MyDataDirectory is in this example the name of the folder connection to C:\Users\martin.hamilton\Documents\Qlik\Sense\Data Directory\FileListByDate\


talk is cheap, supply exceeds demand
martin_hamilton
Creator
Creator
Author

Thats all worked fine for a single file name with differing prefixes but when I have multiple files names to load it only picks the first one in the tmpFiles as opposed to uniquely pulling each one out.

Do I have to have multiple Load statements for each file? I notice that the variable vSourceFile only contains a single file so subsequently it doesnt know about the others although it has listed them in table Files (i think this is based on the use of Peek)

So as an example I would load the following tables based on the combination of date and file name:

example.JPG

Thanks

Martin

Gysbert_Wassenaar

Ah, more details. Wish you could have added those earlier. So we're not dealing with dates, but timestamps. And you don't want the latest date that's the same for the different kind of files, but latest timestamp per type of file, which will be different for the different kind of files.

So not LET vDate = Date(Date#(Left('$(vFileName)',8),'YYYYMMDD'),'YYYYMMDD');

But LET vDate = TimeStamp(TimeStamp#(Left('$(vFileName)',8),'YYYYMMDDhhmmss'),'YYYYMMDDhhmmss');


And you need the kind of file as well: LET vFileKind = Mid(SubField('$(vFile)','\',-1),15) as FileKind;


Then you want the maximum timestamp per FileKind:


Files:

LOAD FileKind, Max(Date) as Date RESIDENT tmpFiles GROUP BY FileKind;




talk is cheap, supply exceeds demand
priyasawant
Creator II
Creator II

can anyone help me i am having same kind of issue..

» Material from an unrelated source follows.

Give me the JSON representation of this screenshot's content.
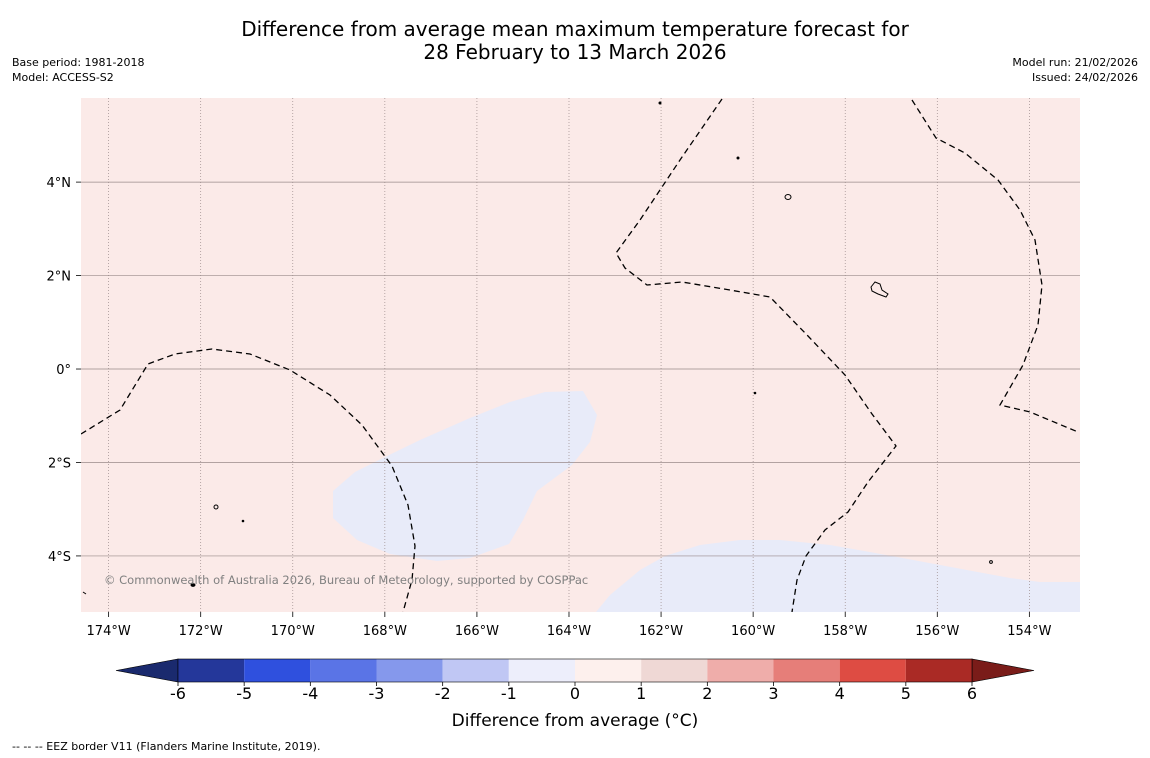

I am having a QVD extractor which extracts QVD as per the Business Date & Business Name

for e.g.

20200930_ABC_(Reload date and timestamp) like 20201120 18:33:10

20200930_DCS_20201120 18:40:20

so on as and when i reload the app i have a new created generated for 4 different Business, but now into my main App i have to load all the Business data along with the latest reload date.